New York's senior senator also released a list of 30 newly discovered spills on or near Long Island water supply wells. Most of these leaks occur from faulty tanks under gas stations.

That brings the number of Long Island gas spills not meeting cleanup standards up to 1,600, said Walter Hang,
president of Toxic Targeting, Inc., an environmental watchdog group.

"These gas stations sometimes don't get cleaned up for 20 years," Hang said.

MTBE - methyl tertiary butyl ether - is more dangerous than some other gas additives because it is water- soluble, meaning it blends right into water once it makes contact with it, Hang said. "It migrates really far, really fast. It's like sugar dissolving in coffee," he said.
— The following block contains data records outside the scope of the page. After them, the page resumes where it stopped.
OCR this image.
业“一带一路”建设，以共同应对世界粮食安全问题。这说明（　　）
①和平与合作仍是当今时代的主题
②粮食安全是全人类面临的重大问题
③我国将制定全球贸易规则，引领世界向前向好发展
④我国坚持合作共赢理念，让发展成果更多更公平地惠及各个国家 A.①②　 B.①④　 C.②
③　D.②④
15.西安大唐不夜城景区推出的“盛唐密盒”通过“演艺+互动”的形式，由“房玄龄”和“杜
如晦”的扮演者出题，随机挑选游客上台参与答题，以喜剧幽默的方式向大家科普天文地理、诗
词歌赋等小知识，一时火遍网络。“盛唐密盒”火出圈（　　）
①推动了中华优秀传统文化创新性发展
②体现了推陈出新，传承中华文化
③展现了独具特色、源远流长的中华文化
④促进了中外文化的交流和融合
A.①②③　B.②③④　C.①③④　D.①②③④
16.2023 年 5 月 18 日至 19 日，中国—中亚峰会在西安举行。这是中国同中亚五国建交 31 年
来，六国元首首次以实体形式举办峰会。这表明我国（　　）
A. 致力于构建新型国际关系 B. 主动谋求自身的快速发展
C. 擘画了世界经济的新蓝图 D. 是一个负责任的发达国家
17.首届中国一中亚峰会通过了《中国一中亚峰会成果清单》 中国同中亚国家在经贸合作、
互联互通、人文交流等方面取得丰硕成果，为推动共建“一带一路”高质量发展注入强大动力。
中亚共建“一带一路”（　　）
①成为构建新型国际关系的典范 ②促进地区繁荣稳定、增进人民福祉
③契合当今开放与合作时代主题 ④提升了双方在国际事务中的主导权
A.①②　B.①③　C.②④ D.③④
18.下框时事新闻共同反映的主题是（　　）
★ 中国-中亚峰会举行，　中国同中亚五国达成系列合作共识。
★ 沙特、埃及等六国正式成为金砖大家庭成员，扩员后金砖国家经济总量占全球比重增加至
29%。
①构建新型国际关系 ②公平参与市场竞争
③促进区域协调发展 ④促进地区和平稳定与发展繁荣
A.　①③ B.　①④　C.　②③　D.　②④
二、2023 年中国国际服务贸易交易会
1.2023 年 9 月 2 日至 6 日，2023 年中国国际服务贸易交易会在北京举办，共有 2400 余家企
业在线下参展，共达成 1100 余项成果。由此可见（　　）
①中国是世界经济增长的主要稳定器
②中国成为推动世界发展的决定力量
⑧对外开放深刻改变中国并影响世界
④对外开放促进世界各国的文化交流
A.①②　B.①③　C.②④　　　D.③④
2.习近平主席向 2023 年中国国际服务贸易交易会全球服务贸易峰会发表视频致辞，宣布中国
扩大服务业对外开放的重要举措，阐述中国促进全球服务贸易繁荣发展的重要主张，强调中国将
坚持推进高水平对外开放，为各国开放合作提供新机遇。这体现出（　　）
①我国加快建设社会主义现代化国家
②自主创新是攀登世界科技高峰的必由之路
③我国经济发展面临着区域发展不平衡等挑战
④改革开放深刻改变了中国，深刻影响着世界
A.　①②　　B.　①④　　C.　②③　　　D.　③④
Oil companies began using MTBE in 1979 to cut air pollution, but in the early 1990s, the chemical was found to quickly leak into ground water. MTBE exposure can lead to headaches and nausea, and has caused cancer and birth defects in laboratory animals.

The gas additive is now illegal in New York state - but there still is a lot of it in the ground. And though the chemical has not been found in Long Island's underground drinking water yet - as it has in thousands of communities nationwide - officials said the local threat is growing.

"We're in immediate danger," said Paul Granger, superintendent of the Plainview Water District. "Oil companies created the danger, and they should fix it."

After MTBE was found in the drinking water in upstate Fort Montgomery, near West Point, locals last year sued two big oil companies. The provision in the new energy bill protects oil companies from such lawsuits.

House Majority Leader Tom DeLay, whose Texas district includes big oil concerns, pushed for the provision to
be part of the energy bill.

"Tom DeLay is helping his Texas oil business friends," Schumer said. "They're saying we can't sue" - and
pushing the cost of the cleanup onto taxpayers, he said.